Perciò, nel lontano 1959 in un articolo su Nature, Giuseppe Cocconi e Philip Morrison fisici della Cornell University sostennero l’idea di utilizzare i radiotelescopi per scoprire eventuali segnali extraterrestri. E nel 1960 il radioastronomo Frank Drake iniziò la prima ricerca di microonde radio provenienti da sistemi solari simili al nostro. Nasceva così Seti, l’organizzazione mondiale che ancora oggi coordina molti dei radiotelescopi in ascolto. Fino al ‘93 i finanziamenti sono arrivati dalla Nasa. Poi il congresso statunitense ha tagliato questi fondi e oggi Seti sopravvive grazie a varie agenzie governative, fondazioni private o singoli donatori.

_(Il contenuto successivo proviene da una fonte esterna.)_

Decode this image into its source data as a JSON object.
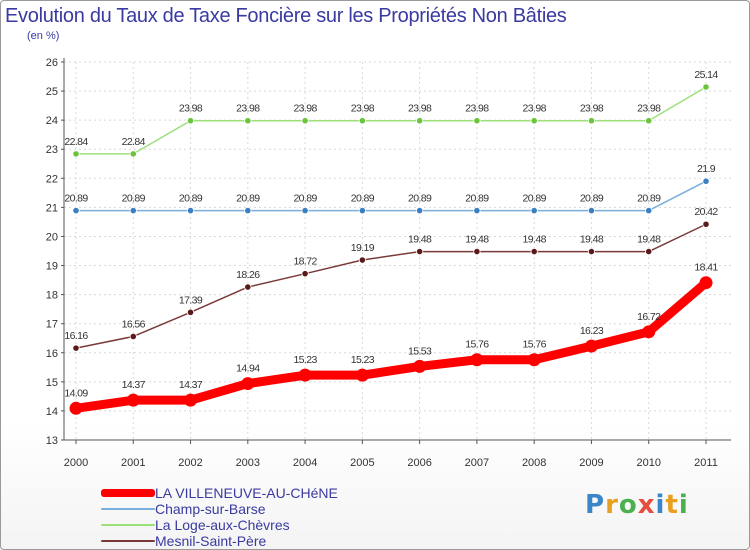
{
  "title": "Evolution du Taux de Taxe Foncière sur les Propriétés Non Bâties",
  "unit": "(en %)",
  "logo": {
    "letters": [
      "P",
      "r",
      "o",
      "x",
      "i",
      "t",
      "i"
    ],
    "colors": [
      "#3a86c8",
      "#e8a020",
      "#4caf50",
      "#e84c3d",
      "#3a86c8",
      "#e8a020",
      "#4caf50"
    ]
  },
  "chart_data": {
    "type": "line",
    "title": "Evolution du Taux de Taxe Foncière sur les Propriétés Non Bâties",
    "ylabel": "(en %)",
    "xlabel": "",
    "ylim": [
      13,
      26
    ],
    "yticks": [
      "13",
      "14",
      "15",
      "16",
      "17",
      "18",
      "19",
      "20",
      "21",
      "22",
      "23",
      "24",
      "25",
      "26"
    ],
    "categories": [
      "2000",
      "2001",
      "2002",
      "2003",
      "2004",
      "2005",
      "2006",
      "2007",
      "2008",
      "2009",
      "2010",
      "2011"
    ],
    "series": [
      {
        "name": "LA VILLENEUVE-AU-CHéNE",
        "color": "#ff0000",
        "marker": "#ff0000",
        "width": "thick",
        "values": [
          14.09,
          14.37,
          14.37,
          14.94,
          15.23,
          15.23,
          15.53,
          15.76,
          15.76,
          16.23,
          16.72,
          18.41
        ],
        "labels": [
          "14.09",
          "14.37",
          "14.37",
          "14.94",
          "15.23",
          "15.23",
          "15.53",
          "15.76",
          "15.76",
          "16.23",
          "16.72",
          "18.41"
        ]
      },
      {
        "name": "Champ-sur-Barse",
        "color": "#7aaedc",
        "marker": "#3a7fc2",
        "width": "thin",
        "values": [
          20.89,
          20.89,
          20.89,
          20.89,
          20.89,
          20.89,
          20.89,
          20.89,
          20.89,
          20.89,
          20.89,
          21.9
        ],
        "labels": [
          "20.89",
          "20.89",
          "20.89",
          "20.89",
          "20.89",
          "20.89",
          "20.89",
          "20.89",
          "20.89",
          "20.89",
          "20.89",
          "21.9"
        ]
      },
      {
        "name": "La Loge-aux-Chèvres",
        "color": "#9de07a",
        "marker": "#6cc43c",
        "width": "thin",
        "values": [
          22.84,
          22.84,
          23.98,
          23.98,
          23.98,
          23.98,
          23.98,
          23.98,
          23.98,
          23.98,
          23.98,
          25.14
        ],
        "labels": [
          "22.84",
          "22.84",
          "23.98",
          "23.98",
          "23.98",
          "23.98",
          "23.98",
          "23.98",
          "23.98",
          "23.98",
          "23.98",
          "25.14"
        ]
      },
      {
        "name": "Mesnil-Saint-Père",
        "color": "#7a3a3a",
        "marker": "#5a1a1a",
        "width": "thin",
        "values": [
          16.16,
          16.56,
          17.39,
          18.26,
          18.72,
          19.19,
          19.48,
          19.48,
          19.48,
          19.48,
          19.48,
          20.42
        ],
        "labels": [
          "16.16",
          "16.56",
          "17.39",
          "18.26",
          "18.72",
          "19.19",
          "19.48",
          "19.48",
          "19.48",
          "19.48",
          "19.48",
          "20.42"
        ]
      }
    ],
    "grid": true,
    "legend_position": "bottom-left"
  }
}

Ma i radiotelescopi terrestri non erano progettati per cercare segnali alieni. Era necessario sviluppare strategie e tecniche di ascolto sempre più raffinate. Dove puntare le antenne? E a quale frequenza sintonizzarle? All’inizio si scelse di puntare verso le stelle simili al Sole della nostra galassia e di cercare segnali alla frequenza tipica dell’elemento più diffuso nel cosmo, l’idrogeno, a 1,420 MHertz. Oggi si puntano gli strumenti verso regioni sempre più lontane e l’intervallo di frequenza si è notevolmente allargato.

Uno dei radiotelescopi più grandi e più usati è quello di Arecibo (Puerto Rico) che ospita dal 1979 Serendip, cioè Search for Extraterrestrial Radio Emissions from Nearby Developed Intelligent Populations. E’ il programma dell’Università di Berkeley che ora, con Serendip IV, può analizzare 168 milioni di canali al secondo in una banda di frequenze larga 100 MHertz. I finanziamenti provengono dall’associazione Amici di Serendip di cui fanno parte personaggi come Artur C. Clarke, Frank Drake e lo scomparso Carl Sagan.

In Australia lo stesso Frank Drake è presidente di un centro Seti che dal 1995 ha un proprio radiotelescopio, il Macarthur. Tra le montagne della California c’è invece il Seti Institute con il progetto Phoenix che ha iniziato l’ascolto nel febbraio del 1995 con il radiotelescopio Parkes in Australia e che ora utilizza uno strumento nel West Virginia (Usa). Anche l’Università di Harvard è della partita con Beta (Billion channel Extraterrestrial Assay), una radioantenna nel Massachusetts. Il progetto è figlio di Meta e nipote di Sentinel, due antenne che negli anni Ottanta hanno scrutato il cielo in tutto l’emisfero nord, ed è particolarmente efficiente nel controllo rapido dei segnali candidati per escludere o avvalorare qualsiasi possibilità.

Esiste poi una rete di 10 antenne sparse in tutto il mondo, il Very Large Baseline Interferometry (Vlbi) che ha permesso di migliorare le prestazioni dei singoli strumenti. Infatti, maggiore è il diametro del radiotelescopio migliore è la sua capacità di distinguere un segnale. E’ possibile unire l’informazione di due antenne come se si disponesse di un unico strumento del diametro pari alla loro distanza. Di questa rete fa parte anche l’Italia, e l’Istituto di Radio Astronomia di Bologna, diretto da Stelio Montebugnoli, parteciperà dalla fine di quest’anno al progetto Seti con le due parabole del Vlbi che si trovano a Bologna e a Noto (Siracusa). Inoltre un recente accordo con l’Università di Berkeley porterà nel nostro paese uno strumento dalla tecnologia avanzata simile a Serendip IV.